Fat Cell Genetics Could Be Key to Fighting Obesity

The secret to preventing harmful fat building up around internal organs may lie in the genetics of fat stem cells

obesity
Fat cells that build up around internal organs have higher levels of retinoic acid — a molecule derived from vitamin A — than fat cells in the fat layer beneath the skin. © Science Photo Library – Steve Gschmeissner/Brand X Pictures/Getty

A molecular mechanism that influences the development of fat cells has been identified by A*STAR researchers1. The discovery suggests that an excessive amount of vitamin A could have a role in obesity, and the work could lead to new strategies to ameliorate the risks of fat depositing around internal organs.

Humans have at least two types of fat: subcutaneous fat that sits in a layer beneath the skin, and visceral fat that collects around internal organs. The two fat cell types develop differently and have different properties. Subcutaneous fat is relatively harmless, but visceral fat is considered ‘bad’ or of ‘low quality’, and an excess of it leads to visceral obesity, which is associated with metabolic diseases such as diabetes.

“The contributions of subcutaneous and visceral fat to pathology and physiology are known to be different, but the molecular mechanisms of these differences were unclear,” explains Shigeki Sugii from the A*STAR Singapore Bioimaging Consortium. “By understanding the molecular basis, it is possible to explore therapeutic targeting to improve the quality of visceral fat.”

Sugii and colleagues started from the assumption that the distinct properties of subcutaneous and visceral fat cells arise from inherent differences in the stem cells that they develop from. To look for these differences, they analyzed the gene expression in human fat-derived stem cells from subcutaneous and visceral fat. Their analysis revealed gene expression differences that ultimately led to high levels of retinoic acid in visceral fat cells.
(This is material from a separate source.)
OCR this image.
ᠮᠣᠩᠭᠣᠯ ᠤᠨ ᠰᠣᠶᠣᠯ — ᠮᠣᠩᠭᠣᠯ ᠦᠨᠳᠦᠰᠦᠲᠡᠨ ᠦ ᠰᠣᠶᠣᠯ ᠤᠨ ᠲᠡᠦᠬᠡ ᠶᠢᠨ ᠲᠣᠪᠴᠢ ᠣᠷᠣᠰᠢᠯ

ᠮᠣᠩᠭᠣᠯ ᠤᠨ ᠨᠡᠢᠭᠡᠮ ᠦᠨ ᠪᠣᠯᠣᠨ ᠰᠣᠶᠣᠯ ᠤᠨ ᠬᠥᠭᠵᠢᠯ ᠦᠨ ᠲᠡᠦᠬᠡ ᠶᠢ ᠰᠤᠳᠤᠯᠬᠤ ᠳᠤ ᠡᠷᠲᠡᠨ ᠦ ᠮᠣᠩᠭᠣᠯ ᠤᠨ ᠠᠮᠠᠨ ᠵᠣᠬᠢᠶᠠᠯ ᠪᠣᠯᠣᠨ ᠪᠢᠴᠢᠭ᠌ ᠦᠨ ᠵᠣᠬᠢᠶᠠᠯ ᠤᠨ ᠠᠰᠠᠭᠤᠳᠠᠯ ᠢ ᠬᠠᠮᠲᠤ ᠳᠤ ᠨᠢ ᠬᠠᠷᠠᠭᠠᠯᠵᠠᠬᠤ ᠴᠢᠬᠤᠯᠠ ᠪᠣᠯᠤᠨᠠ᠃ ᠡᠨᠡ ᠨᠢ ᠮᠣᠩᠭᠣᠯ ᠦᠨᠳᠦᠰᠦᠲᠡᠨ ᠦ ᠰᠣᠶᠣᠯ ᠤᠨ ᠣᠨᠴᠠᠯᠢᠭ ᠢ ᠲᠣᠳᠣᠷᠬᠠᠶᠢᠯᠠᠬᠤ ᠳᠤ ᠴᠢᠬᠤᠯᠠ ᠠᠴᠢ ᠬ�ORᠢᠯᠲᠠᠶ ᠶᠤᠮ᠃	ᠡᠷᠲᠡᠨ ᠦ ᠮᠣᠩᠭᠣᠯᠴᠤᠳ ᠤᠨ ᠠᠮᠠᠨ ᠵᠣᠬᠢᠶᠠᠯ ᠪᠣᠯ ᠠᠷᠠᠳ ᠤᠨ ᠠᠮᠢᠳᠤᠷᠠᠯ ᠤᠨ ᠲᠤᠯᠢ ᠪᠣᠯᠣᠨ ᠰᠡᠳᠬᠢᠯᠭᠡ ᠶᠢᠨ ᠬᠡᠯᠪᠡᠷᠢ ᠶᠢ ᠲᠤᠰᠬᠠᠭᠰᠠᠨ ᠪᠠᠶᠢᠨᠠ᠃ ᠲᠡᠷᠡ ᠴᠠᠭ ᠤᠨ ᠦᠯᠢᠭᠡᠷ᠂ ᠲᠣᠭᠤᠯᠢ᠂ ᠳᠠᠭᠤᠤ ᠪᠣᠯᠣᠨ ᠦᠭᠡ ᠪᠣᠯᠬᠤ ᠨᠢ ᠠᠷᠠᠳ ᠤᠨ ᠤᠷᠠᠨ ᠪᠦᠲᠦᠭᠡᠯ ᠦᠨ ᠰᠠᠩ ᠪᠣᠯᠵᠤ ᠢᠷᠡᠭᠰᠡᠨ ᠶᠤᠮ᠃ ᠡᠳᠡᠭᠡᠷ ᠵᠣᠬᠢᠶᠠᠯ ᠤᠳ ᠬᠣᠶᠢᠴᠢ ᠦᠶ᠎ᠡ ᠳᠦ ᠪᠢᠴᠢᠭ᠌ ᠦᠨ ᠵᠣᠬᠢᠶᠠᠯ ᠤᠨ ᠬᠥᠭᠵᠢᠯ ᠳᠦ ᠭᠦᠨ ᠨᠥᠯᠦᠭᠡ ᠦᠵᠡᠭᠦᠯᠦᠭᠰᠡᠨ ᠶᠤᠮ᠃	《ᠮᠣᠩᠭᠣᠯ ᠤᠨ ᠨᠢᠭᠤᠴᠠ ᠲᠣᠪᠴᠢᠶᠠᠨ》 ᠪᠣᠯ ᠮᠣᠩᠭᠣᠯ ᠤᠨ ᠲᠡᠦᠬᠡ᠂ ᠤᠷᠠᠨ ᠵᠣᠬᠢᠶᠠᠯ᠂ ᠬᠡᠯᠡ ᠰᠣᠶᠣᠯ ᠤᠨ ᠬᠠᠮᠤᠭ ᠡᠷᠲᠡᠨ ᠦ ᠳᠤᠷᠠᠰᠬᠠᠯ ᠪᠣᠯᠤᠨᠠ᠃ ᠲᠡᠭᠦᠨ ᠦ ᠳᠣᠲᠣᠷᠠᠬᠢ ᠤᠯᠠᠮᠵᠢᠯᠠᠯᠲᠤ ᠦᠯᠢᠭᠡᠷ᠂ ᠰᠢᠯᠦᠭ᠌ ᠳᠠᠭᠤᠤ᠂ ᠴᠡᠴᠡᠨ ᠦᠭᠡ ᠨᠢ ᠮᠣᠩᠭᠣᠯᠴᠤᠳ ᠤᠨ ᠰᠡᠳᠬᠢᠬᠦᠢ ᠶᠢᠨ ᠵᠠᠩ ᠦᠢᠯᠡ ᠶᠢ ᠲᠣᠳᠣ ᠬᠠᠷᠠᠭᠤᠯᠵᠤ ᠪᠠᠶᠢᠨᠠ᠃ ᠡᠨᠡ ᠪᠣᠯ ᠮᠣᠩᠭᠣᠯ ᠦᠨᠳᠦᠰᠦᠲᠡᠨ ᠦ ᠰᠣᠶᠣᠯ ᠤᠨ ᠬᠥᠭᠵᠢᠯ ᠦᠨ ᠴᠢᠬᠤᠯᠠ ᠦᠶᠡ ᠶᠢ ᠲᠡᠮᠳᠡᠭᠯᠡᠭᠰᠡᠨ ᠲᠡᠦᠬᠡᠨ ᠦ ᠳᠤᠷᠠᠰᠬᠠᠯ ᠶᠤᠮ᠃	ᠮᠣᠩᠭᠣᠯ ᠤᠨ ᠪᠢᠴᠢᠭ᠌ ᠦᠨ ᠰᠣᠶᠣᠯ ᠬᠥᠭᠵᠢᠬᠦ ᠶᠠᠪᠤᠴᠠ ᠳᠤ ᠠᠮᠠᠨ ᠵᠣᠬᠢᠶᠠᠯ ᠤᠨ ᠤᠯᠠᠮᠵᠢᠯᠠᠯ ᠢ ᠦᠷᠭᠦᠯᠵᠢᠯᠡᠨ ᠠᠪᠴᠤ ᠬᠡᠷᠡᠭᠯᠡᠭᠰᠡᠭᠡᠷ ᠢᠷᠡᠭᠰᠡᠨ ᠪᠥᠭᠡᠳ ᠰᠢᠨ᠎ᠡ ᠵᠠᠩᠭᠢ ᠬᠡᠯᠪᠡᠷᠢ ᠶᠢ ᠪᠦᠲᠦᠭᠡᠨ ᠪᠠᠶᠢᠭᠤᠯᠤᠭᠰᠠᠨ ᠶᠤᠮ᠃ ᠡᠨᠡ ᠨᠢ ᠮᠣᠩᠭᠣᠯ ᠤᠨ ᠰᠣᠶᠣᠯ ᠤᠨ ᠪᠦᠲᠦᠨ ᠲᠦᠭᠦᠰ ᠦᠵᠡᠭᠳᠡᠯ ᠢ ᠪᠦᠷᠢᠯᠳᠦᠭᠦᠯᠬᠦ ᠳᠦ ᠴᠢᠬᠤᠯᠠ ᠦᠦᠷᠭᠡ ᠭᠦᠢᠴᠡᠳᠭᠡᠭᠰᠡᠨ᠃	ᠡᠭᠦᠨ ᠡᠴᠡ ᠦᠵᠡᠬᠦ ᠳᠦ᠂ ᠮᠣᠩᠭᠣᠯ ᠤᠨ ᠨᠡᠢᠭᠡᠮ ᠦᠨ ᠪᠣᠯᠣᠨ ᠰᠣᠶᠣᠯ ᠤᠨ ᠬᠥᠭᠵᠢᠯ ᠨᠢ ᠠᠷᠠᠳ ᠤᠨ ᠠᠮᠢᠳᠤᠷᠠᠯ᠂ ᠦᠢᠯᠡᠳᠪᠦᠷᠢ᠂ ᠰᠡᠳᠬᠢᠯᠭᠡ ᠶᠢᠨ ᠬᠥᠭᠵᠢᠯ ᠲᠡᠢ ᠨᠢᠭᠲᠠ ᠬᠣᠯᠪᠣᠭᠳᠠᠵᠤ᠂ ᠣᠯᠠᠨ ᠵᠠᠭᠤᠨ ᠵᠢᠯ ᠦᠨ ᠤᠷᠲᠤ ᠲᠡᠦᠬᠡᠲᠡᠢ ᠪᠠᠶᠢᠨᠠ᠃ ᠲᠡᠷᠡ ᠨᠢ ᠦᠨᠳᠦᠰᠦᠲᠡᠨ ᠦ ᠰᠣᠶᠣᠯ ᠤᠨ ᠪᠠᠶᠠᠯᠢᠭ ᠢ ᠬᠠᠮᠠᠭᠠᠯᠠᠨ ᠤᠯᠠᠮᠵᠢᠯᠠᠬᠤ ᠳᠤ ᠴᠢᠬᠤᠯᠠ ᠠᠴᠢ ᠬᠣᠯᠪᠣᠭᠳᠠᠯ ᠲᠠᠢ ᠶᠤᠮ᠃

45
Further experiments in cultured fat stem cells showed that retinoic acid inhibits proper development of these cells into mature, functional fat cells. Visceral fat cells are compromised in their proper fat functions, though they can expand in size by gobbling up excessive lipids. The researchers went on to demonstrate that the high levels of retinoic acid were due to its upregulation by a developmental factor called WT1, and that blocking WT1 or retinoic acid signaling reversed the developmental defect in visceral fat stem cells.

“Our findings imply that the developmental origin of visceral fat is different from that of subcutaneous fat, and that this difference results in retinoic-acid-mediated differences in fat cell quality,” says Sugii.

obesity
The Fat Metabolism and Stem Cell Group at the A*STAR Singapore Bioimaging Consortium. © 2016 A*STAR Singapore Bioimaging Consortium

Owing to the relationship between retinoic acid and visceral obesity, Sugii says that his team needs to now look closely at whether excessive intake of vitamin A increases the risk of visceral obesity. He also suggests that their findings could lead to new treatments to prevent visceral obesity and its associated complications, such as metabolic diseases.

“A potential therapeutic approach that targets the retinoic acid signaling pathway would be worth testing for counteracting visceral obesity in animal models,” says Sugii.